# Satelite TV for cars



## Ric (Apr 26, 2002)

http://www.cnn.com/2003/TECH/ptech/01/08/tv.car.reut/index.html

The Middletown-based company will introduce a satellite TV antenna that transmits movies, sports and news programming to sport utility vehicles (SUV), minivans, and luxury automobiles equipped with backseat entertainment systems.

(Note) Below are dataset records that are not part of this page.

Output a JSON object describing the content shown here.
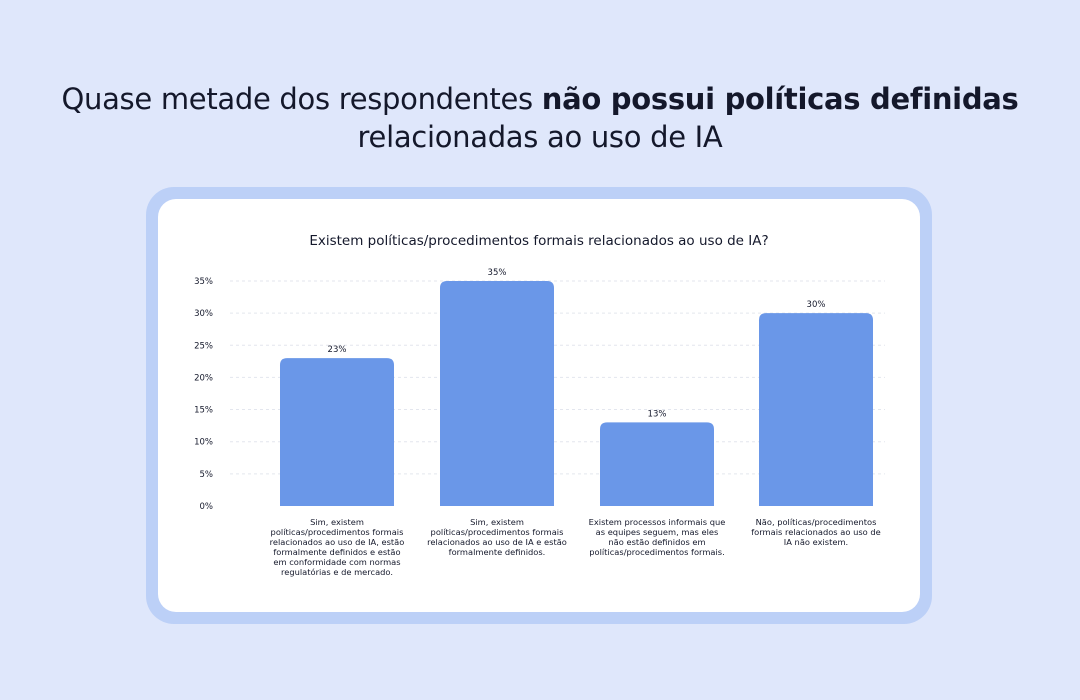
{
  "headline": {
    "part1": "Quase metade dos respondentes ",
    "bold": "não possui políticas definidas",
    "part2": " relacionadas ao uso de IA"
  },
  "colors": {
    "bar": "#6a97e8",
    "background": "#dfe7fb",
    "card_border": "#bcd0f7"
  },
  "chart_data": {
    "type": "bar",
    "title": "Existem políticas/procedimentos formais relacionados ao uso de IA?",
    "categories": [
      "Sim, existem políticas/procedimentos formais relacionados ao uso de IA, estão formalmente definidos e estão em conformidade com normas regulatórias e de mercado.",
      "Sim, existem políticas/procedimentos formais relacionados ao uso de IA e estão formalmente definidos.",
      "Existem processos informais que as equipes seguem, mas eles não estão definidos em políticas/procedimentos formais.",
      "Não, políticas/procedimentos formais relacionados ao uso de IA não existem."
    ],
    "values": [
      23,
      35,
      13,
      30
    ],
    "data_labels": [
      "23%",
      "35%",
      "13%",
      "30%"
    ],
    "yticks": [
      "0%",
      "5%",
      "10%",
      "15%",
      "20%",
      "25%",
      "30%",
      "35%"
    ],
    "ylim": [
      0,
      35
    ],
    "grid": true,
    "xlabel": "",
    "ylabel": ""
  }
}
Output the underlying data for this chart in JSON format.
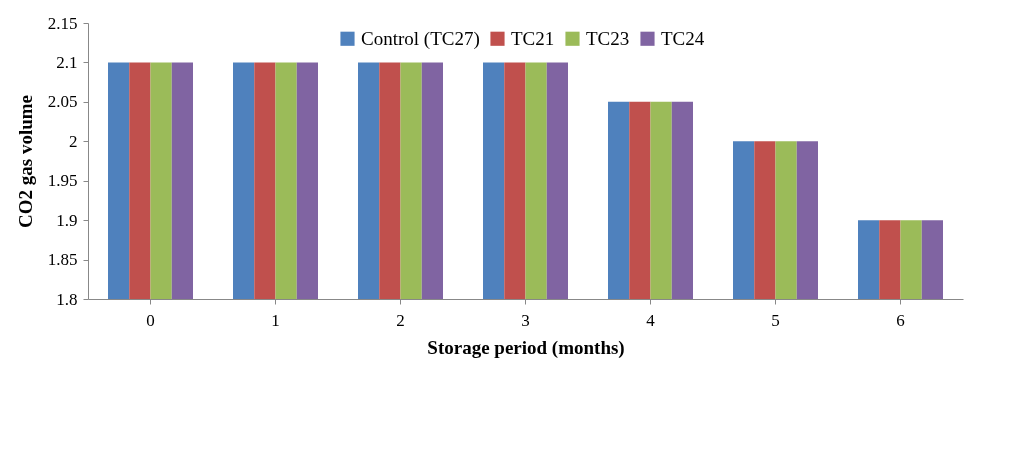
{
  "chart_data": {
    "type": "bar",
    "xlabel": "Storage period (months)",
    "ylabel": "CO2 gas volume",
    "categories": [
      "0",
      "1",
      "2",
      "3",
      "4",
      "5",
      "6"
    ],
    "series": [
      {
        "name": "Control (TC27)",
        "color": "#4f81bd",
        "values": [
          2.1,
          2.1,
          2.1,
          2.1,
          2.05,
          2.0,
          1.9
        ]
      },
      {
        "name": "TC21",
        "color": "#c0504d",
        "values": [
          2.1,
          2.1,
          2.1,
          2.1,
          2.05,
          2.0,
          1.9
        ]
      },
      {
        "name": "TC23",
        "color": "#9bbb59",
        "values": [
          2.1,
          2.1,
          2.1,
          2.1,
          2.05,
          2.0,
          1.9
        ]
      },
      {
        "name": "TC24",
        "color": "#8064a2",
        "values": [
          2.1,
          2.1,
          2.1,
          2.1,
          2.05,
          2.0,
          1.9
        ]
      }
    ],
    "ylim": [
      1.8,
      2.15
    ],
    "yticks": [
      1.8,
      1.85,
      1.9,
      1.95,
      2,
      2.05,
      2.1,
      2.15
    ],
    "grid": false,
    "legend": "top"
  }
}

Drivers throughout the continental United States can get more than 300 channels of DirecTV satellite TV movies, news, sports and live broadcast entertainment, as well as 50 channels of commercial-free radio. In the future, the antenna system will provide high-speed Internet access. DirecTV is a unit of Hughes Electronics.


----------



## raj2001 (Nov 2, 2002)

There's already such an antenna:

http://www.techelectronic.com/electronics_distribution/satellite/mobile/stationary.htm

And another one by Datron:
http://www.turbosurf.com/DatronMobile.html


----------



## timf (Apr 21, 2002)

The biggest difference between the old ones and the new one is that it is much lower profile and doesn't need to continuously track the satellite. This makes it much more practical than having a big dome on your roof.


----------



## Jacob S (Apr 14, 2002)

How does it work then if it does not need to continuously track the satellite? What kind of antenna is it and what is its size? I am waiting for a whip antenna that can do this to come out.


----------



## mnassour (Apr 23, 2002)

I just wanna know how we're going to get DirecTV programming for less than $10 per month (as it says in the copy)!!!!


----------



## Guest (Jan 9, 2003)

I think it means if you already subscribe to DirecTV in the home, its only an additional $10 in the car.

$5 Second Receiver Fee + another $5 ??


----------



## Randy_B (Apr 23, 2002)

This news piece was in my Extreme Tech daily news this morning.

"Sirius Satellite Radio said it intends to offer limited digital video services some time in the future, in addition to its digital audio streams.

In a demonstration at the Consumer Electronics Show here, Sirius executives showed off a clip from a Nickelodeon cartoon which Larry Pesce, vice-president of product marketing and strategic planning said was "real video in real time", without buffering."

Apparently Sirius has a relationship with Nick and Toon Disney. This would probably be enough to get me to put them in the cars.


----------



## ramcm7 (Aug 1, 2002)

When I would need this the most is on long trips with the kids. On the really long trips, I use a roof-top carrier, which would then block the signal! D'oh!


----------